MAHER: Quite the opposite, it can be respect.

IZZARD: What if someone comes to you in the middle of the Second World War and says, ‘do you have any Jewish people in your house?’ and you do have them. That would be a lie. That would be disrespectful to Hitler.

O’DONNELL: I believe if I were in that situation, God would provide a way to do the right thing righteously. I believe that!

MAHER: God is not there. Hitler’s there and you’re there.

O’DONNELL: You never have to practice deception. God always provides a way out.

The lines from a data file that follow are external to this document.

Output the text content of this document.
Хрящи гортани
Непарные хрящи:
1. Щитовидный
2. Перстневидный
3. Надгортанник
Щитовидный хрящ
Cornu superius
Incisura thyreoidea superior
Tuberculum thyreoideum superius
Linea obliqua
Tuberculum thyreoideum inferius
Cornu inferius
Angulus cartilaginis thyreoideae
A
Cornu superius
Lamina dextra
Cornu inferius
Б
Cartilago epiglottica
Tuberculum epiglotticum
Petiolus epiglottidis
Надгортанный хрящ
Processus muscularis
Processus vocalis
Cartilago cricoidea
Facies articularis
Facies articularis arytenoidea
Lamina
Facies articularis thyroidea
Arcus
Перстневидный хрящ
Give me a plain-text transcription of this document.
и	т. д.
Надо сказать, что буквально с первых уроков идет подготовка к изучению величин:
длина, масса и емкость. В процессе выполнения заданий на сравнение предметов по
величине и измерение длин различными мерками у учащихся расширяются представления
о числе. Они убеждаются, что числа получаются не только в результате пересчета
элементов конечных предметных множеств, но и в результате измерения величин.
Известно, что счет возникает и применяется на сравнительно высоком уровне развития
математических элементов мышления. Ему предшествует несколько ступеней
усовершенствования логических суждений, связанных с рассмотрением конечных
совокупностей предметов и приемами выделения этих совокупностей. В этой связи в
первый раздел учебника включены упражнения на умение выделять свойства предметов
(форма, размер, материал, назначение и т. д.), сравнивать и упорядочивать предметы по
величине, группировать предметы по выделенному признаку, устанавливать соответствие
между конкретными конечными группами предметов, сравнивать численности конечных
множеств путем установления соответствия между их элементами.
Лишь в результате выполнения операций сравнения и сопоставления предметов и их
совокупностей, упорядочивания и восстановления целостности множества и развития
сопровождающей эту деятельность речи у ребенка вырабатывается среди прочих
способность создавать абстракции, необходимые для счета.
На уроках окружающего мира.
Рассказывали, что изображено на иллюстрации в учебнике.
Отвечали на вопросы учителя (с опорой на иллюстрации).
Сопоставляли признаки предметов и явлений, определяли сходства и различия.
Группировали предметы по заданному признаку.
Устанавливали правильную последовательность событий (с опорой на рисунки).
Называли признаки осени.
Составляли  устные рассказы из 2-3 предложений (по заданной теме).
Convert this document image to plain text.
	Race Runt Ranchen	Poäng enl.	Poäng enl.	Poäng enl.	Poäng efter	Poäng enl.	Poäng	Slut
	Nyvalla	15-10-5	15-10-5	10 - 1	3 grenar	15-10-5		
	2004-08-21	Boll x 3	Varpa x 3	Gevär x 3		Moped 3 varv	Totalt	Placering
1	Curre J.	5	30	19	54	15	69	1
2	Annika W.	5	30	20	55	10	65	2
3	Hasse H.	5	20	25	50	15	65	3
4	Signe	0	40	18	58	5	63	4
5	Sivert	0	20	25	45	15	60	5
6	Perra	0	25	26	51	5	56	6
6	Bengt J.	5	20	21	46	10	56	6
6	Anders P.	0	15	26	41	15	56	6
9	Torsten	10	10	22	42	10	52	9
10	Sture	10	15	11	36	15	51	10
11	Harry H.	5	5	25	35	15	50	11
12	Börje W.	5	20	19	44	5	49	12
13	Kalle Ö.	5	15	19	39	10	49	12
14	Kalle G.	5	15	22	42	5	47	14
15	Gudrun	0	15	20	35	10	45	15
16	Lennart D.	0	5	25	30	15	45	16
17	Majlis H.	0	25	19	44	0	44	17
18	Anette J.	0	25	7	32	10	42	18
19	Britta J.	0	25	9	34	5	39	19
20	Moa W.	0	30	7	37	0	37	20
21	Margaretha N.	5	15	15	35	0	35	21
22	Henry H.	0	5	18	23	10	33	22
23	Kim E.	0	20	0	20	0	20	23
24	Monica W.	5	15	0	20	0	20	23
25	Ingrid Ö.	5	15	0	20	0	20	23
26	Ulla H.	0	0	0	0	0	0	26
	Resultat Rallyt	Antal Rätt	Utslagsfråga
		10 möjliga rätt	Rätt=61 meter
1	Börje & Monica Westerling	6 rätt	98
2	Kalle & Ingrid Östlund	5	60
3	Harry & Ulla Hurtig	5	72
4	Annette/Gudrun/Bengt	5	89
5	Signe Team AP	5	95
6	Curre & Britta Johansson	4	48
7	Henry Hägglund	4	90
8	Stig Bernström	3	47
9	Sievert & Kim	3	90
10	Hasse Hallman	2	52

http://thinkprogress.org/2010/09/15/odonnell-lie-jews/

Posted by: Ethan2010 | September 15, 2010 12:50 PM | Report abuse

Any time you hear people who are SUPPOSED to be defenders, resort to "she/he is not as bad as your gal/guy", you know they have already conceded the point.

I was going to say it was damning with faint praise, but it doesn't even rise to that level.

Just a tip to experienced debaters.

Posted by: 12BarBlues | September 15, 2010 12:52 PM | Report abuse

@liam: "You TeaBagger Nuts are a bunch of Right Wing liars."

Not only am I not a tea party member but I was a nut long before they came along. Rohrabacher is so far out there that no one should consider him an establishment politician.

http://gawker.com/5331541/barney-franks-recess-promises-to-be-100-pure-adrenaline

Posted by: sbj3 | September 15, 2010 12:53 PM | Report abuse

Ethan,

You should repost that on the new thread.

This women said that she would help exterminate people, because it would be the truthful thing to do.

Posted by: Liam-still | September 15, 2010 12:53 PM | Report abuse

Uh, Kevin...

O'Donnell needs to walkback *more* than the anti-mast@rbation schtick. Did you miss her creationist/anti-evolution fetish? Tell me you don't agree with that-you seem like a smart, funny and balanced man...

Posted by: ChuckinDenton | September 15, 2010 12:55 PM | Report abuse

O’DONNELL: You never have to practice deception. God always provides a way out.
----------------------------------
How can I tactfully and respectfully say this? 6 million Jews found a way out. I don't think God would appreciate being credited with the way.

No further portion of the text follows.